Here is the recipe I promised:
Ingredients:
- ½ of a yellow onion
- olive oil
- 1 cup sourdough starter
- 3 cups dark rye flour
- 1 cup bread flour
- 1 tsp salt
- 2 tbsp molasses
- 1 cup warm water (98°F to 110°F)
First Day
Dice the onion and caramelize in olive oil on low heat in a cast iron pan with a lid - let cool (do not add salt.)
Dissolve the molasses into the warm water in a nice big Pyrex bowl. Add your starter. With a fork, slowly add 1½ cups of rye flour and the cooled onions. The consistency should be like muffin batter.
Cover with a tea towel and put on top of the refrigerator for 24 hours... really.
Second Day
Take the bowl off the top of the refrigerator and uncover. Notice that a nice brown film has formed on top - don't worry. Mix in 1½ cups of rye flour slowly with a fork. When it gets to thick to use the fork, use your hands (make sure they are clean.)
Cover a clean flat surface with bread flour and begin kneading. Add flour as you go. You will need to knead for about 15 min to a half hour - you might want a friend to take over at some point. The dough will become elastic. If you press in you finger it will reshape itself.

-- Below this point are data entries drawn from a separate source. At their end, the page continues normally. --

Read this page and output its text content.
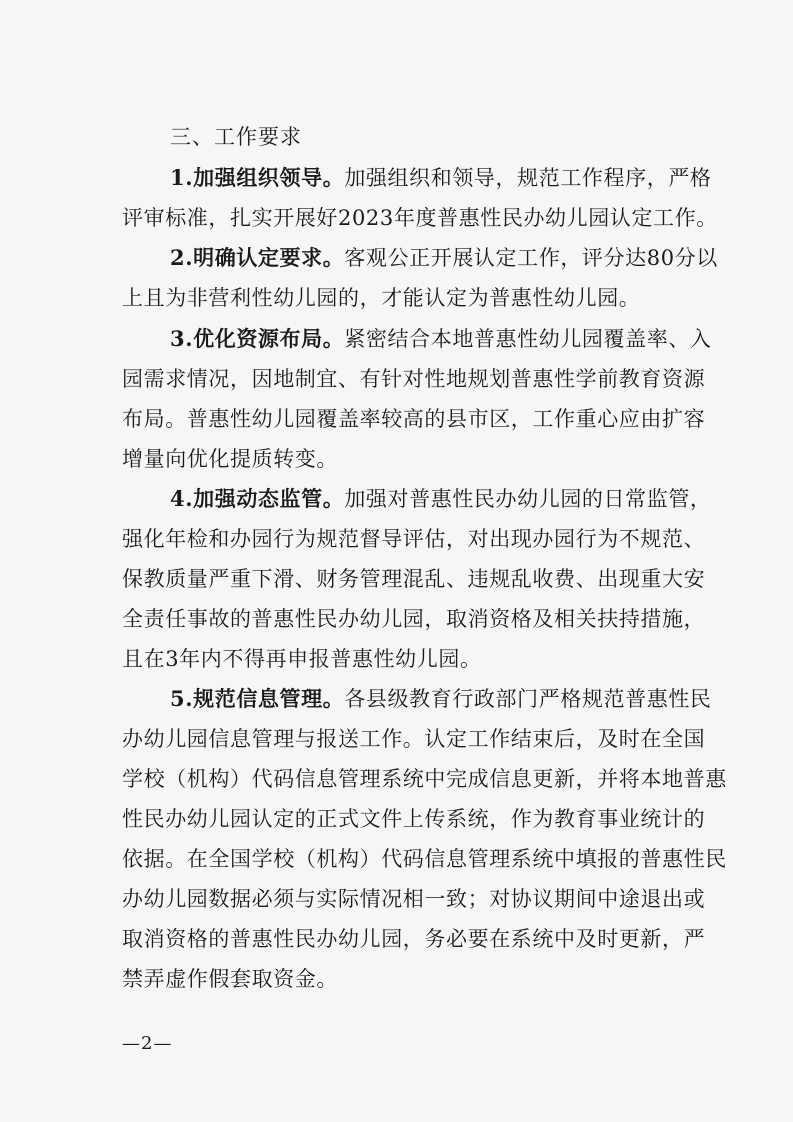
三、工作要求
1.加强组织领导。加强组织和领导，规范工作程序，严格
评审标准，扎实开展好2023年度普惠性民办幼儿园认定工作。
2.明确认定要求。客观公正开展认定工作，评分达80分以
上且为非营利性幼儿园的，才能认定为普惠性幼儿园。
3.优化资源布局。紧密结合本地普惠性幼儿园覆盖率、入
园需求情况，因地制宜、有针对性地规划普惠性学前教育资源
布局。普惠性幼儿园覆盖率较高的县市区，工作重心应由扩容
增量向优化提质转变。
4.加强动态监管。加强对普惠性民办幼儿园的日常监管，
强化年检和办园行为规范督导评估，对出现办园行为不规范、
保教质量严重下滑、财务管理混乱、违规乱收费、出现重大安
全责任事故的普惠性民办幼儿园，取消资格及相关扶持措施，
且在3年内不得再申报普惠性幼儿园。
5.规范信息管理。各县级教育行政部门严格规范普惠性民
办幼儿园信息管理与报送工作。认定工作结束后，及时在全国
学校（机构）代码信息管理系统中完成信息更新，并将本地普惠
性民办幼儿园认定的正式文件上传系统，作为教育事业统计的
依据。在全国学校（机构）代码信息管理系统中填报的普惠性民
办幼儿园数据必须与实际情况相一致；对协议期间中途退出或
取消资格的普惠性民办幼儿园，务必要在系统中及时更新，严
禁弄虚作假套取资金。
—2—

Wash and dry the Pyrex bowl. Coat the bowl with oil. Place the loaf in the bowl, turn to coat with oil, cover, and put back on top the 'fridge. Let rise for 12 - 24 hours.
Third Day
Take down, uncover, clean hands, clean surface - knead again a little bit, with a little bit of flour and a sprinkle of salt. Form into a loaf shape and place on a pizza stone - I sprinkled some oat bran and pepper on the stone first. Score the top of the loaf with some slashes - this helps it to rise. Make sure your Pyrex bowl is still oiled - flip it over to cover the bread loaf. Place on top the 'fridge and let rise until 2x the size ~ 2-4 hours depending on how warm your place is.
Place a pie pan filled with water into the bottom of the oven. Preheat the oven to 350°F. Remove the bowl from the bread. Sprinkle some oats on top of the loaf and press in lightly.
Bake for about an hour. The bread will have a nice hollow sound when you thump it and the crust will be a toasty brown.

Let sit for 20 minutes then dig in! Serve with cold butter.